Capita di non ricordarsi che cosa abbiamo mangiato a cena, che film abbiamo visto l’altra sera su Netflix, come eravamo vestiti al matrimonio di quella coppia di amici, ma chiunque abbia oggi più di 30 anni ricorda esattamente dove era l’11 settembre 2001. Ricorda cosa stava facendo e con chi era quando le televisioni cominciarono a dare la notizia del primo schianto contro la Torre Nord del World Trade Center.
Nell’arco di un’ora e quarantadue minuti entrambe le torri del World Trade Centre crollarono su se stesse, in un ammasso di detriti, cenere e fuoco che causò poi il crollo parziale o totale di tutti gli altri edifici del complesso. Un terzo aereo fu fatto schiantare contro il Pentagono, e un quarto velivolo diretto a Washington, probabilmente per colpire la Casa Bianca, precipitò in Pennsylvania, a seguito di una rivolta eroica dei passeggeri.
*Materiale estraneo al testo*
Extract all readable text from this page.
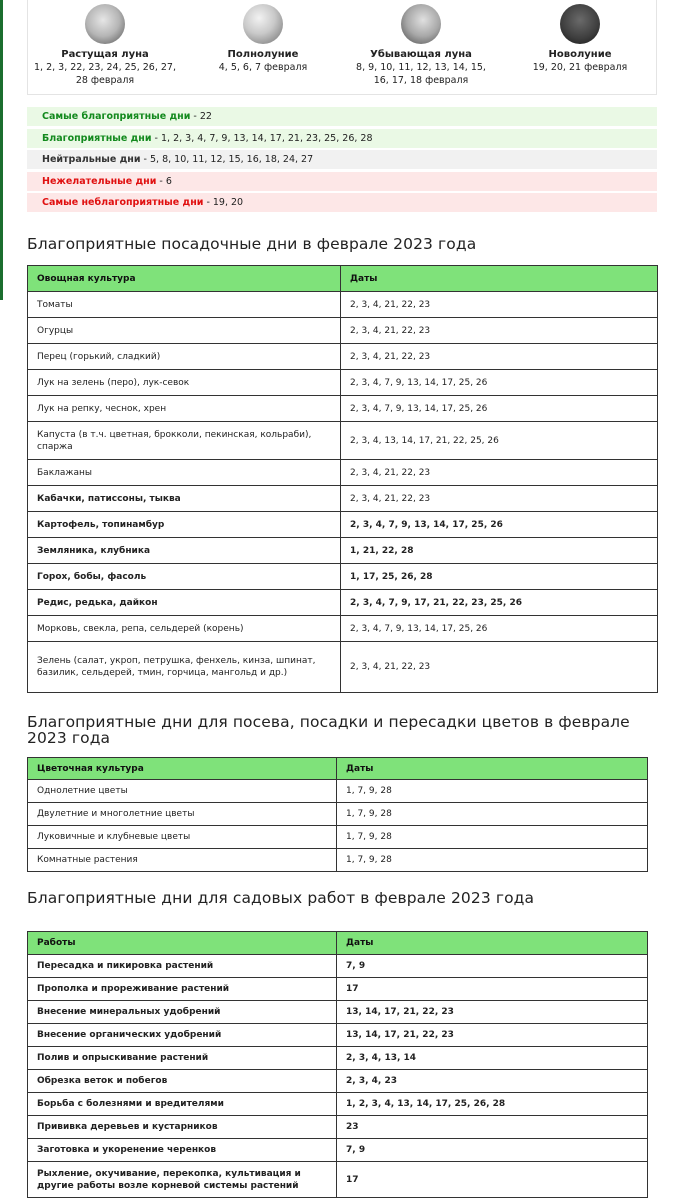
Растущая луна
1, 2, 3, 22, 23, 24, 25, 26, 27, 28 февраля
Полнолуние
4, 5, 6, 7 февраля
Убывающая луна
8, 9, 10, 11, 12, 13, 14, 15, 16, 17, 18 февраля
Новолуние
19, 20, 21 февраля
Самые благоприятные дни - 22
Благоприятные дни - 1, 2, 3, 4, 7, 9, 13, 14, 17, 21, 23, 25, 26, 28
Нейтральные дни - 5, 8, 10, 11, 12, 15, 16, 18, 24, 27
Нежелательные дни - 6
Самые неблагоприятные дни - 19, 20
Благоприятные посадочные дни в феврале 2023 года
Овощная культура	Даты
Томаты	2, 3, 4, 21, 22, 23
Огурцы	2, 3, 4, 21, 22, 23
Перец (горький, сладкий)	2, 3, 4, 21, 22, 23
Лук на зелень (перо), лук-севок	2, 3, 4, 7, 9, 13, 14, 17, 25, 26
Лук на репку, чеснок, хрен	2, 3, 4, 7, 9, 13, 14, 17, 25, 26
Капуста (в т.ч. цветная, брокколи, пекинская, кольраби), спаржа	2, 3, 4, 13, 14, 17, 21, 22, 25, 26
Баклажаны	2, 3, 4, 21, 22, 23
Кабачки, патиссоны, тыква	2, 3, 4, 21, 22, 23
Картофель, топинамбур	2, 3, 4, 7, 9, 13, 14, 17, 25, 26
Земляника, клубника	1, 21, 22, 28
Горох, бобы, фасоль	1, 17, 25, 26, 28
Редис, редька, дайкон	2, 3, 4, 7, 9, 17, 21, 22, 23, 25, 26
Морковь, свекла, репа, сельдерей (корень)	2, 3, 4, 7, 9, 13, 14, 17, 25, 26
Зелень (салат, укроп, петрушка, фенхель, кинза, шпинат, базилик, сельдерей, тмин, горчица, мангольд и др.)	2, 3, 4, 21, 22, 23
Благоприятные дни для посева, посадки и пересадки цветов в феврале 2023 года
Цветочная культура	Даты
Однолетние цветы	1, 7, 9, 28
Двулетние и многолетние цветы	1, 7, 9, 28
Луковичные и клубневые цветы	1, 7, 9, 28
Комнатные растения	1, 7, 9, 28
Благоприятные дни для садовых работ в феврале 2023 года
Работы	Даты
Пересадка и пикировка растений	7, 9
Прополка и прореживание растений	17
Внесение минеральных удобрений	13, 14, 17, 21, 22, 23
Внесение органических удобрений	13, 14, 17, 21, 22, 23
Полив и опрыскивание растений	2, 3, 4, 13, 14
Обрезка веток и побегов	2, 3, 4, 23
Борьба с болезнями и вредителями	1, 2, 3, 4, 13, 14, 17, 25, 26, 28
Прививка деревьев и кустарников	23
Заготовка и укоренение черенков	7, 9
Рыхление, окучивание, перекопка, культивация и другие работы возле корневой системы растений	17
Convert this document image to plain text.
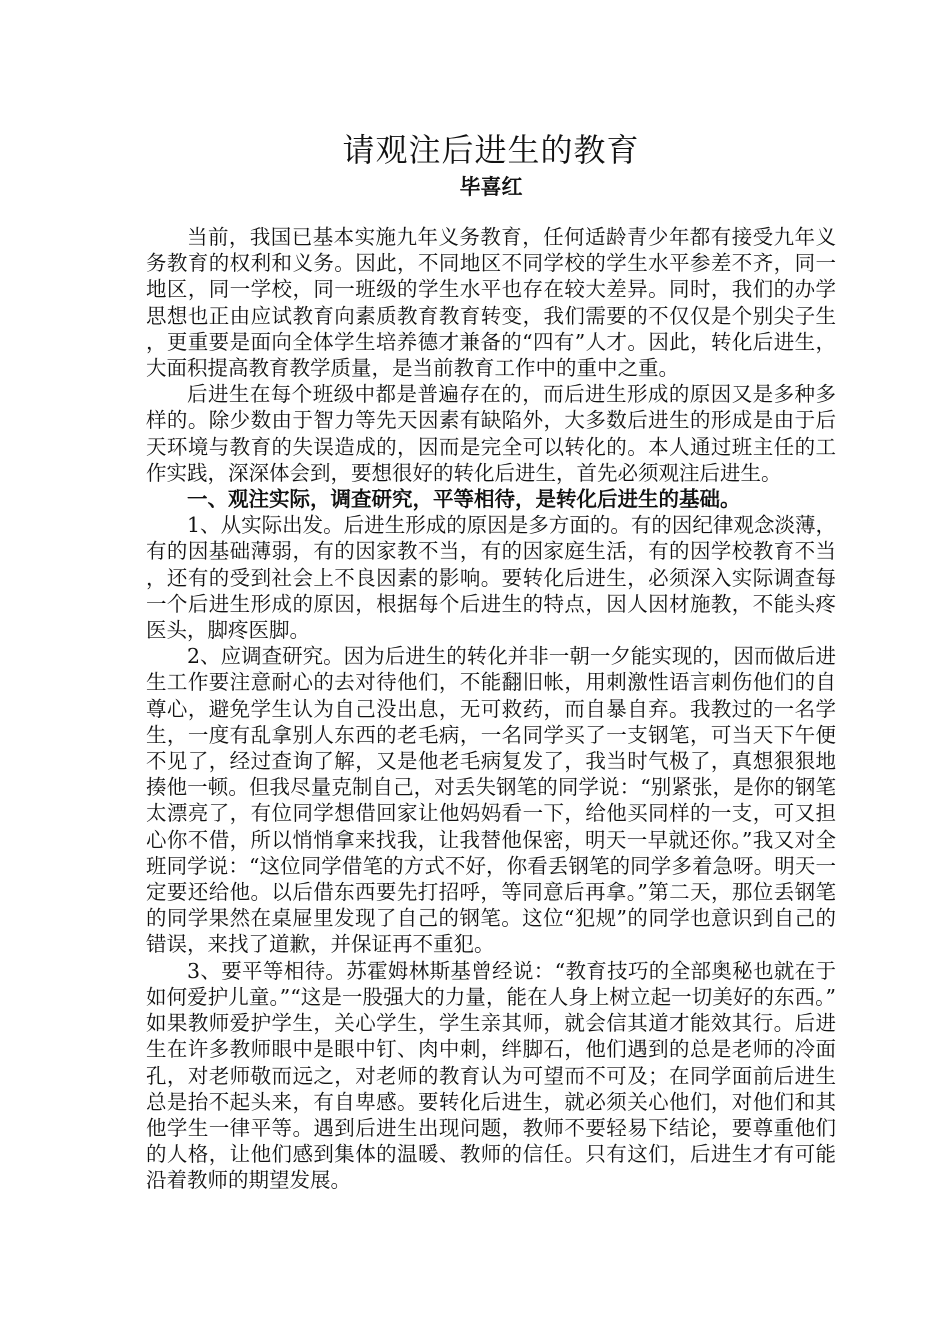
请观注后进生的教育
毕喜红

当前，我国已基本实施九年义务教育，任何适龄青少年都有接受九年义务教育的权利和义务。因此，不同地区不同学校的学生水平参差不齐，同一地区，同一学校，同一班级的学生水平也存在较大差异。同时，我们的办学思想也正由应试教育向素质教育教育转变，我们需要的不仅仅是个别尖子生，更重要是面向全体学生培养德才兼备的“四有”人才。因此，转化后进生，大面积提高教育教学质量，是当前教育工作中的重中之重。

后进生在每个班级中都是普遍存在的，而后进生形成的原因又是多种多样的。除少数由于智力等先天因素有缺陷外，大多数后进生的形成是由于后天环境与教育的失误造成的，因而是完全可以转化的。本人通过班主任的工作实践，深深体会到，要想很好的转化后进生，首先必须观注后进生。

一、观注实际，调查研究，平等相待，是转化后进生的基础。

1、从实际出发。后进生形成的原因是多方面的。有的因纪律观念淡薄，有的因基础薄弱，有的因家教不当，有的因家庭生活，有的因学校教育不当，还有的受到社会上不良因素的影响。要转化后进生，必须深入实际调查每一个后进生形成的原因，根据每个后进生的特点，因人因材施教，不能头疼医头，脚疼医脚。

2、应调查研究。因为后进生的转化并非一朝一夕能实现的，因而做后进生工作要注意耐心的去对待他们，不能翻旧帐，用刺激性语言刺伤他们的自尊心，避免学生认为自己没出息，无可救药，而自暴自弃。我教过的一名学生，一度有乱拿别人东西的老毛病，一名同学买了一支钢笔，可当天下午便不见了，经过查询了解，又是他老毛病复发了，我当时气极了，真想狠狠地揍他一顿。但我尽量克制自己，对丢失钢笔的同学说：“别紧张，是你的钢笔太漂亮了，有位同学想借回家让他妈妈看一下，给他买同样的一支，可又担心你不借，所以悄悄拿来找我，让我替他保密，明天一早就还你。”我又对全班同学说：“这位同学借笔的方式不好，你看丢钢笔的同学多着急呀。明天一定要还给他。以后借东西要先打招呼，等同意后再拿。”第二天，那位丢钢笔的同学果然在桌屉里发现了自己的钢笔。这位“犯规”的同学也意识到自己的错误，来找了道歉，并保证再不重犯。

3、要平等相待。苏霍姆林斯基曾经说：“教育技巧的全部奥秘也就在于如何爱护儿童。”“这是一股强大的力量，能在人身上树立起一切美好的东西。”如果教师爱护学生，关心学生，学生亲其师，就会信其道才能效其行。后进生在许多教师眼中是眼中钉、肉中刺，绊脚石，他们遇到的总是老师的冷面孔，对老师敬而远之，对老师的教育认为可望而不可及；在同学面前后进生总是抬不起头来，有自卑感。要转化后进生，就必须关心他们，对他们和其他学生一律平等。遇到后进生出现问题，教师不要轻易下结论，要尊重他们的人格，让他们感到集体的温暖、教师的信任。只有这们，后进生才有可能沿着教师的期望发展。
Siamo stati tutti lì, anche se non c’eravamo.
In mezzo a quel caos, in mezzo alla riproduzione e alla ripetizione di immagini delle torri che collassano, delle sirene dei vigili del fuoco, dei feriti, c’è un fotogramma che si fa silenzio e che tutto mette a tacere.
La sagoma di un uomo, a testa in giù, le braccia allineate alle linee verticali dell’edificio e una gamba piegata all’altezza del ginocchio.
Indossa una camicia bianca e dei pantaloni scuri e sembra quasi composto, mentre precipita dalla Torre Nord, dalla quale deve essersi appena gettato per fuggire al fumo e al fuoco. “The falling man”, l’uomo che cade, è forse l’immagine più potente di quelle ore.
Una foto scattata per caso da un fotografo dell’Associated Press, Richard Drew, che avrebbe dovuto fare un servizio su una sfilata di abiti premaman e che si ritrovò invece ad
immortalare gli attimi di una catastrofe. L’immagine scatenò critiche accese nell’opinione pubblica statunitense, che accusò l’autore di aver catturato in un fermo immagine, una morte imminente, un quasi suicidio e di essere per questo indiscreta, inopportuna. Come tutte le cose che fanno male e che vanno dritte al punto in cui devono arrivare. Fu
addirittura oggetto di censura ed elusa dai media, come accadde poi anche ad altre foto analoghe. Il New York Times tornò a parlare di questi “salti nel vuoto” solo nel 2004 e la
foto non venne più pubblicata fino al 2007. L’identità dell’uomo in “The Falling Man” non è mai stata confermata.
Ci sono tragedie che fanno da spartiacque, che definiscono la fine di un’epoca e l’inizio di un’altra. Una data diventa sinonimo di quanto accaduto. La parte per il tutto. Capita che di eventi così, non solo dell’11 settembre 2001, si parli e si tenda a cogliere la portata collettiva, lo stravolgimento in termini di assetto politico internazionale, di cambiamenti globali. Capita di dimenticarsi che in mezzo a tutto questo, alla cenere e ai detriti, alle lamiere e ai vetri frantumati, alle torri che collassavano, alle voci che gridavano, c’erano solo persone. Ma basta poi una fotografia, lo sguardo di un uomo che con la sua camera si posa su un altro uomo, a restituirci la dimensione individuale che si cela dietro ogni tragedia collettiva.